Mehmet Zaman Saçlıoğlu: ‘Ne politikacılar ne de polis farkında!’
‘Bir Gün’, öyküleri aracılığıyla kendini tanıdığını ifade eden, “Yazmak, bir tek bunun için bile çok değerli” diyen Mehmet Zaman Saçlıoğlu’nun dergilerde yayımlanmış öykülerinden bir seçki. Öykülerinin bir bölümü olayların hemen ardından, sıcağı sıcağına yazılmış, bir bölümü ise üzerinde düşünülmüş kısa öykülerinden oluşuyor.
Gamze Akdemir / Cumhuriyet Kitap Eki
“Kars’ta bir heykel yıkıldı, içimdeki
direnç çöktü. Eski tren rayları söküldü, çevrelerindeki bahçeler gibi sessiz,
ıssız kaldım. Gezi Parkı’nda dostlukla birleşmiş insanlara saldırıldı, tüm
resimli roman kahramanlarım canlandı. Bir sarhoş, yavru bir köpeği denize attı,
ben sarhoşu atamadım. Gecenin geç bir vaktinde kapımın önüne sığınmış kediye
biber gazı sıkıldı, ben o sıkanı bulamadım.”
Kitaptan…
- Bir Gün... Aslında kitabın son öyküsünün adı ama bir yandan
da, hemen ardından “mutlaka” sözcüğünü anımsatıyor okurunda... Kavgalar üzerine
öyküler çoğu... Hayatla kavga, erkle kavga... Çağın ve yurdunun nobran
gidişatına isyanın, derdin bu kertedeki öykülerinizin diline, duygusuna
yansısını anlatır mısınız?
Bu kitabımı,
dergilerde yayımlanmış öykülerimden derledim. Okur için olmasa da benim açımdan
iki farklı tür barındırıyor. Biri olayların hemen ardından yazılmış olanlar,
öteki ise üzerinde düşünülmüş kısa öyküler. Birinci grup öykü, yazılmalarına
neden olan olaylara ilişkin duygularım henüz sıcakken yazıldı. Dediğiniz gibi
kavga, ya da tepki içeriyor. Mehmet Aksoy’un Kars’ta yaptığı İnsanlık Anıtının
yıkılmasına ülkemizin tüm aydınları gibi ben de kızmıştım. Hatta hemen bir yazı
gönderdim Cumhuriyet’in ikinci sayfasına, ama bu yazı, basıldığı halde beni
yatıştırmadı ve Ucube Üzerine Bir Fantezi adlı, önce Çağdaş Türk Dili
Dergisinde yayımlanan bu öyküyü yazdım.
Yıllar oldu,
Haydarpaşa - Anadolu tren hattının raylarını söktüler ve Haydarpaşa’yı öksüz,
tren yollarını boynu bükük bıraktılar - hâlâ da Haydarpaşa’nın ne olacağı
belirsiz ya -. Tarihsel ve kültürel bir odak oluşturmuş Haydarpaşa özelinde
kent kimliğine yapılan bu saldırı, aklımda kentsel değişimlerin insanlar
üzerindeki etkisini yansıtan bir öyküye dönüştü. Yaklaşan Bir Kışın Hüznü adlı
bu öykü de Neslihan Önderoğlu’nun yaptığı Karla Karışık adlı bir ortak kitapta
yer buldu.
‘GEZİ!
DÜŞSEL KAHRAMANLARIM ORADAYDI’
Gezi Parkına
sahte bir “tarihi eser” yapmaya kalkıştılar kim bilir ne büyük bir rant için.

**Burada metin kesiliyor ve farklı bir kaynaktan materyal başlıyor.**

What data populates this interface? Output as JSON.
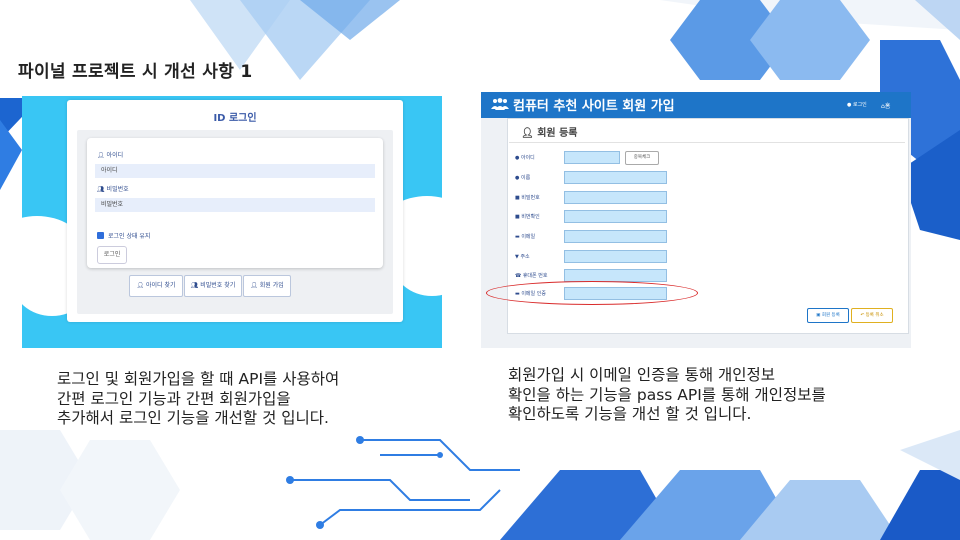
{
  "slide": {
    "title": "파이널 프로젝트 시 개선 사항 1"
  },
  "left_screenshot": {
    "card_title": "ID 로그인",
    "id_label": "아이디",
    "id_placeholder": "아이디",
    "pw_label": "비밀번호",
    "pw_placeholder": "비밀번호",
    "remember_label": "로그인 상태 유지",
    "remember_checked": true,
    "login_button": "로그인",
    "find_id_button": "아이디 찾기",
    "find_pw_button": "비밀번호 찾기",
    "signup_button": "회원 가입",
    "background_color": "#39c6f4"
  },
  "right_screenshot": {
    "header_title": "컴퓨터 추천 사이트 회원 가입",
    "nav_login": "로그인",
    "nav_home": "홈",
    "section_title": "회원 등록",
    "fields": [
      {
        "label": "아이디",
        "icon": "user-icon"
      },
      {
        "label": "이름",
        "icon": "user-icon"
      },
      {
        "label": "비밀번호",
        "icon": "lock-icon"
      },
      {
        "label": "비번확인",
        "icon": "lock-icon"
      },
      {
        "label": "이메일",
        "icon": "envelope-icon"
      },
      {
        "label": "주소",
        "icon": "map-marker-icon"
      },
      {
        "label": "휴대폰 번호",
        "icon": "phone-icon"
      },
      {
        "label": "이메일 인증",
        "icon": "envelope-icon"
      }
    ],
    "duplicate_check_button": "중복체크",
    "register_button": "회원 등록",
    "cancel_button": "등록 취소",
    "header_color": "#1e75c8",
    "highlight_color": "#d92b2b"
  },
  "left_text": [
    "로그인 및 회원가입을 할 때 API를 사용하여",
    "간편 로그인 기능과 간편 회원가입을",
    "추가해서 로그인 기능을 개선할 것 입니다."
  ],
  "right_text": [
    "회원가입 시 이메일 인증을 통해 개인정보",
    "확인을 하는 기능을 pass API를 통해 개인정보를",
    "확인하도록 기능을 개선 할 것 입니다."
  ]
}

İstanbul ve Türkiye ayağa kalktı. O aralar Kadir Yüksel’in girişimiyle Bağzı
Şeylere Öyküler adında bir ortak kitap çıkacaktı. Kitap benim tepkimle örtüştü
ve bu öyküyü yazıp gönderdim. Adı, Düşsel Kahramanlarım Oradaydı, oldu.
Özcan
Karabulut, Emek Öyküleri diye bir ortak kitap hazırlıyordu. Utanç adlı öykümü
ona gönderdim. Günübirlikçi işçilerin güzel sanatlar sınavına giren çocuklara
modellik yapmasıyla ilgili bir öyküydü ve üniversite yaşamımda defalarca
izlemiştim bu tür çelişkileri. İçim burularak yazdım.
Uzun yıllardır
karanlık bürokrasi, derin devlet, ülkemizin gizli gündemindedir. Şimdi
anımsayamadığım bazı olaylardan sonra bir tür boşalma duygusuyla Kafkaesk bir
havada olan Derin Dönüşüm adlı öykümü yazdım. O sıralar Cumhuriyet, öykü
yayımlıyordu sayfalarında. Benim bu öyküme de yer verdi.
Bir gün eşimle
deniz kıyısında bir sarhoşun yavru bir köpeği suya attığını gördük, sarhoşla
epeyce tartıştık ve köpeği elinden aldım ama sonra ne oldu bilmiyorum. O aralar
sağlık sorunlarıyla da boğuşuyorduk ve bu olay bende ve eşimde derin bir iz
bıraktı çünkü hem bir hayvanın hem bir insanın trajedisini içeriyordu. Herkül
adlı öyküyü de hemen birkaç hafta sonra yazdım.
Bir gece apartmanda, kapımızın önünde yatan kara kedimiz Şam Şeytanı’na apartmandan birileri biber gazı sıktı. O ara Kadir Aydemir, Kedi Öyküleri adında bir ortak kitap hazırlıyordu. Şam Şeytanı adlı öyküm de böyle yazıldı. Öbür grup öyküler ise Notos, Dünyanın Öyküsü gibi dergilerde ve yine birkaç ortak kitapta yer almış kısa öykülerdir.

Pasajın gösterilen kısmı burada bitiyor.